Use immutable returns when they clarify state changes or match the surrounding code style. Use accumulator mutation when you are building a fresh internal result and the copy would only add noise. In both cases, avoid mutating the input records unless the function name and caller contract explicitly allow it.
When not to use these patterns
Use map when every item becomes another item:
const labels = users.map((user) => `${user.id}: ${user.name}`);
Use filter when some items survive:
const activeUsers = users.filter((user) => user.active);
Use find when you want the first matching item:
const owner = users.find((user) => user.role === "owner");
Use for...of when control flow is the point:
let owner = null;
for (const user of users) {
if (!user.active) continue;
if (user.role === "owner") {
owner = user;
break;
}
}
The How to Use reduce in JavaScript Without Getting Confused guide covers the mental model.

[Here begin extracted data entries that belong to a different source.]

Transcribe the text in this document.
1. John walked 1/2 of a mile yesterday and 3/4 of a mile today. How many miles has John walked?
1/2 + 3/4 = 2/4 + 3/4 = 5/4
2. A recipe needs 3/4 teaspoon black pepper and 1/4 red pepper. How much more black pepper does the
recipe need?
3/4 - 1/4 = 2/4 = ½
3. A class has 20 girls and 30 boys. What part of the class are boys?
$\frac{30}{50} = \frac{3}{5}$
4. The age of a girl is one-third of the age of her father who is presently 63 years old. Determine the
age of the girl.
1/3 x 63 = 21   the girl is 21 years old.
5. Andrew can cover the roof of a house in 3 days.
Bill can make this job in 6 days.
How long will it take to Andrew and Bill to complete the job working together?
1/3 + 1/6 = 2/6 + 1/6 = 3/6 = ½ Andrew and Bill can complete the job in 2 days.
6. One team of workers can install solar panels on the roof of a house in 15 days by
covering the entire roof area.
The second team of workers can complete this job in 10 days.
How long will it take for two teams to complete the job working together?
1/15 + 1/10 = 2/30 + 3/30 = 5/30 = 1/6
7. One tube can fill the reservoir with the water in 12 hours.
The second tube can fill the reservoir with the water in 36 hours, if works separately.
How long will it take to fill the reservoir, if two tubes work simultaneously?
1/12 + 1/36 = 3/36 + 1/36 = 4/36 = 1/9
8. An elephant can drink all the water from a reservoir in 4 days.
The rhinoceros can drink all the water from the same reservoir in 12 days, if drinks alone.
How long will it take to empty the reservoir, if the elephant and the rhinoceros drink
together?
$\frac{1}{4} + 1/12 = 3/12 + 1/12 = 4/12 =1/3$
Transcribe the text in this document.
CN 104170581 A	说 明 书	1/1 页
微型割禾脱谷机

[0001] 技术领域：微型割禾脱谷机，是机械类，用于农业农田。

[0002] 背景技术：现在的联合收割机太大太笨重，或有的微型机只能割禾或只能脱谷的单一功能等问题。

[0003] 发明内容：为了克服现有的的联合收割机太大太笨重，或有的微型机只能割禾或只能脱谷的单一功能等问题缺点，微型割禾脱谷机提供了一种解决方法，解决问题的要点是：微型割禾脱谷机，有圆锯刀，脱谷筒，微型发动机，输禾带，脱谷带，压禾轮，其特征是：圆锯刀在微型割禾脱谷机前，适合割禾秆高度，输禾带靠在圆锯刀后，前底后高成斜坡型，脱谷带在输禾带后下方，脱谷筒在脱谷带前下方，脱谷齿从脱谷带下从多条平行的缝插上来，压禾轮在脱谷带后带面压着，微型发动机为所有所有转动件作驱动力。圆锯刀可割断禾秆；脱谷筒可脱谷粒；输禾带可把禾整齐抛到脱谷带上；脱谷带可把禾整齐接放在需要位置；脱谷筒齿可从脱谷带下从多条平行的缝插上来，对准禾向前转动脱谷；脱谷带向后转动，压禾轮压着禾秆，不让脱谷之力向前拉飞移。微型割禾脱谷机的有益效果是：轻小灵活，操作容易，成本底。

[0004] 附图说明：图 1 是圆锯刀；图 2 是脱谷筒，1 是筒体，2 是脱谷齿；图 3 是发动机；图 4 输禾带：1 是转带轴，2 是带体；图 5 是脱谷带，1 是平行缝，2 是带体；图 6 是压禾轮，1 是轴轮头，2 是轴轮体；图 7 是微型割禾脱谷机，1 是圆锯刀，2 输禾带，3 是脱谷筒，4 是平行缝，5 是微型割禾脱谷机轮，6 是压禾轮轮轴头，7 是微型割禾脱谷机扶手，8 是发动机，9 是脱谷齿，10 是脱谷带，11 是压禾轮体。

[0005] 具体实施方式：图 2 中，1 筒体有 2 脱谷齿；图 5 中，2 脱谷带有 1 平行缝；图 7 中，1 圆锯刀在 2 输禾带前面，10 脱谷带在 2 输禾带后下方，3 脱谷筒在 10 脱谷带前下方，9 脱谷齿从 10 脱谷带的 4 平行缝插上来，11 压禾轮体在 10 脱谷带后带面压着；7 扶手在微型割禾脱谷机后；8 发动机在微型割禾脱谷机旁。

This page is the pattern shelf. Reach for it when the final data shape is a total, lookup, group, summary, or deduped list.
Key Takeaways
- Pick the accumulator shape before writing the callback.
- The initial value should be the correct empty-list answer.
- Object accumulators are useful for counts, groups, totals, and ID lookups.
- Summary accumulators are the right shape when the final answer needs more than one piece of state.
- Mutating a fresh accumulator is different from mutating the input data. Keep that boundary clear.